Dorian Hunt (aka Mrs. Bill Weigand) is invited to the snazzy offices of Esprit magazine to deliver examples of her fashion drawings. She has high hopes of selling her work to the art director, Paul Wilming, once he has a chance to see what she can do. He never gets that chance. Just moments before Dorian is shown to his office, he is on his way out the very high window of his office. The first policemen on the scene assume he jumped--though why he'd choose to do so right before an important appointment is anybody's guess--and they handle the case as a suicide, soon sending Dorian on her way home.

But when Lt. Bill Weigand arrives home, she's not there. He immediately back tracks over her day...landing at the offices of Esprit magazine and the tail-end of the "suicide" investigation.
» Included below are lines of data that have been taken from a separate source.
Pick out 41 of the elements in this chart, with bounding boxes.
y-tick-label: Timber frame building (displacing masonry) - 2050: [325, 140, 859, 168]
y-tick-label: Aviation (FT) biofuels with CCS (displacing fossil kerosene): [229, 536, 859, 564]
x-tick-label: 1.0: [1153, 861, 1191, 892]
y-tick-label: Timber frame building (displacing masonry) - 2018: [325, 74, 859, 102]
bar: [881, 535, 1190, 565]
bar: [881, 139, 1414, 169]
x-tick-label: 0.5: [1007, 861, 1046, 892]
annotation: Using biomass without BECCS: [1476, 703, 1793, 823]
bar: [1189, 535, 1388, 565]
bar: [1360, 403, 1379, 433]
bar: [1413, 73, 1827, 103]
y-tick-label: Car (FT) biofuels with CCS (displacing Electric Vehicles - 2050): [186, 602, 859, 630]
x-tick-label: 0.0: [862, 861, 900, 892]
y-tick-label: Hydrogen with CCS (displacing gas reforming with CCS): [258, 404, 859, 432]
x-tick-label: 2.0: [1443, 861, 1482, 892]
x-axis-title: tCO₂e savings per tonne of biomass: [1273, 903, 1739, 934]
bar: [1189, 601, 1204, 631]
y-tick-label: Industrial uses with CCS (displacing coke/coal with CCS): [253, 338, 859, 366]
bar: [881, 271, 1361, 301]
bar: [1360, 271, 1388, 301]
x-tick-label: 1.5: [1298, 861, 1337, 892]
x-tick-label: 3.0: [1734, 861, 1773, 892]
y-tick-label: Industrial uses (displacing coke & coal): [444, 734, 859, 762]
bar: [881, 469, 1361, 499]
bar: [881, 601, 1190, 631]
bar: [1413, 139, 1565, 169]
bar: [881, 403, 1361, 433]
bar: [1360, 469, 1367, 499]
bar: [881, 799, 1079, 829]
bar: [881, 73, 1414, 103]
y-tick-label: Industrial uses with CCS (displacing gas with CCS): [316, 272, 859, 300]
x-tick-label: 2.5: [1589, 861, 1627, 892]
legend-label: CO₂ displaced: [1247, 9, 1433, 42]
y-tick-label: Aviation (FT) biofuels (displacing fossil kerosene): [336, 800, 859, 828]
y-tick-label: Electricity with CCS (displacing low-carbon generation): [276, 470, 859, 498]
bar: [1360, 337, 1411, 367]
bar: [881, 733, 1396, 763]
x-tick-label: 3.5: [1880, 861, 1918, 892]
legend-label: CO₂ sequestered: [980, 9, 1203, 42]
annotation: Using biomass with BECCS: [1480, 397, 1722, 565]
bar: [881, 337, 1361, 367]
As soon as Pam North hears about it, she's certain that Dorian must have seen or heard something and the murderer has grabbed Dorian to prevent her from sharing her knowledge with the police. The rest of the story is race against time as Bill gathers evidence that points to murder in the hopes that it will lead him to his wife. The point of view moves back and forth between Bill & the Norths and Dorian & her captors until it leads to a surprising climax which explains exactly who did what with what and to whom.

The vast portions of shifted point of view are a departure for the Lockridges. Other stories find brief passages (usually when Pam finds herself in danger because she's jumped without looking), but this book follows Dorian vs. her captors for much longer periods of time. It really was very nice to get more of her point of view since she so often plays a very minor supporting role to her husband and the Norths.

The Lockridge books--not only the North series, but Heimrich and the others as well--are some of my comfort reading. I pick them up when I want light entertainment and an enjoyable read. Sometimes a very clever twist or plot point is included, but that's definitely not the point of these books for me. If I want clever plots that might mystify me, I'll turn to Christie or Carr...or others. But the Lockridges provide me with comfortable reads with old friends. ★★ and 1/2.